I’m training a model in french to do voice cloning and I’m using CorentinJ’s encoder to compute the speaker embedding. I started to train on the 5 voices of the french mailabs and got good results. It’s not sufficient to reproduce accent or anything but the voice generated is ineligible and the pitch matches with the cloned speaker.
To increase the fidelity of the cloning I tried adding the “mix” folder of the mailabs dataset. (Each chapter of the book is read by a different speaker) and then the quality of the voice started to go downhill quickly but I didn’t noticed since everything seemed fine on the tensor board. (grey and orange curves)
I then (because the tensorboard was fine) added the french part of the common voice dataset set where a speaker only has around 4 voice samples (12k different speakers).

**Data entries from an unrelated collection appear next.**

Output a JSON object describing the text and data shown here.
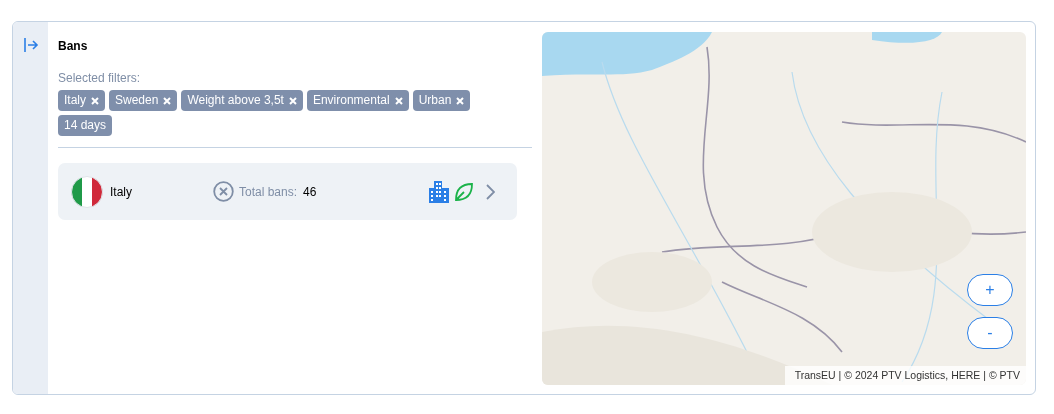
{
  "title": "Bans",
  "filters_label": "Selected filters:",
  "filters": [
    {
      "label": "Italy",
      "removable": true
    },
    {
      "label": "Sweden",
      "removable": true
    },
    {
      "label": "Weight above 3,5t",
      "removable": true
    },
    {
      "label": "Environmental",
      "removable": true
    },
    {
      "label": "Urban",
      "removable": true
    },
    {
      "label": "14 days",
      "removable": false
    }
  ],
  "countries": [
    {
      "name": "Italy",
      "total_label": "Total bans:",
      "total": "46",
      "ban_types": [
        {
          "kind": "urban"
        },
        {
          "kind": "environmental"
        }
      ]
    }
  ],
  "map": {
    "kind": "picture",
    "zoom_in": "+",
    "zoom_out": "-",
    "attribution": "TransEU | © 2024 PTV Logistics, HERE | © PTV"
  }
}
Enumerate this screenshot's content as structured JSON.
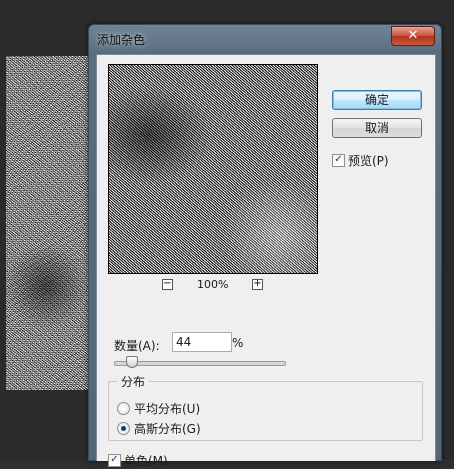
{
  "window": {
    "title": "添加杂色",
    "close_glyph": "✕"
  },
  "preview": {
    "zoom_out_glyph": "−",
    "zoom_in_glyph": "+",
    "zoom_level": "100%"
  },
  "buttons": {
    "ok_label": "确定",
    "cancel_label": "取消"
  },
  "preview_toggle": {
    "label": "预览(P)",
    "checked": true,
    "check_glyph": "✓"
  },
  "amount": {
    "label": "数量(A):",
    "value": "44",
    "unit": "%",
    "slider_fraction": 0.11
  },
  "distribution": {
    "title": "分布",
    "options": [
      {
        "label": "平均分布(U)",
        "selected": false
      },
      {
        "label": "高斯分布(G)",
        "selected": true
      }
    ]
  },
  "monochromatic": {
    "label": "单色(M)",
    "checked": true,
    "check_glyph": "✓"
  },
  "colors": {
    "close_button": "#c8503a",
    "default_button_accent": "#3c7fb1",
    "titlebar": "#5a6d7e"
  }
}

The tensorboard told me that the model struggled to make the loss as small as before but it was understandable since the data is much more noisy and every speaker has a different mic.
I was a bit horrified by the sythetised results after 260k steps the models can’t form one word correctly in a sentence. Enven the checkpoint before common voice. So I have a few questions:
Is it possible with a multispeaker model to have test sentences with a specific speaker ? Or test sentences at all for that matter since even though I specified test_sentences_file in config.json, I coulnd’t see any of my test sentences in the tensorboard. (it worked before on a single speaker model)
Is it detrimental to have all samples under one “mix” speaker since every sample has its speaker embedding computed ? (I have my original speakers but all other non identified speaker are under the mix speaker)
When using different datasets like I did, are there recommended preprocessing that can help ? Audio normalization ?
Why can’t we use mean_var norm for multi speaker models ?
(in the config.json we can read : )
“stats_path”: null // DO NOT USE WITH MULTI_SPEAKER MODEL. scaler stats file computed by ‘compute_statistics.py’. If it is defined, mean-std based normalization is used and other normalization params are ignored
Thanks a lot for reading this post
Note: For big datasets I find the eval interval impractical, I trained for 260k steps and the last eval was around 190k. Wouldn’t it be interesting to set a eval interval based on training steps and not epoch ?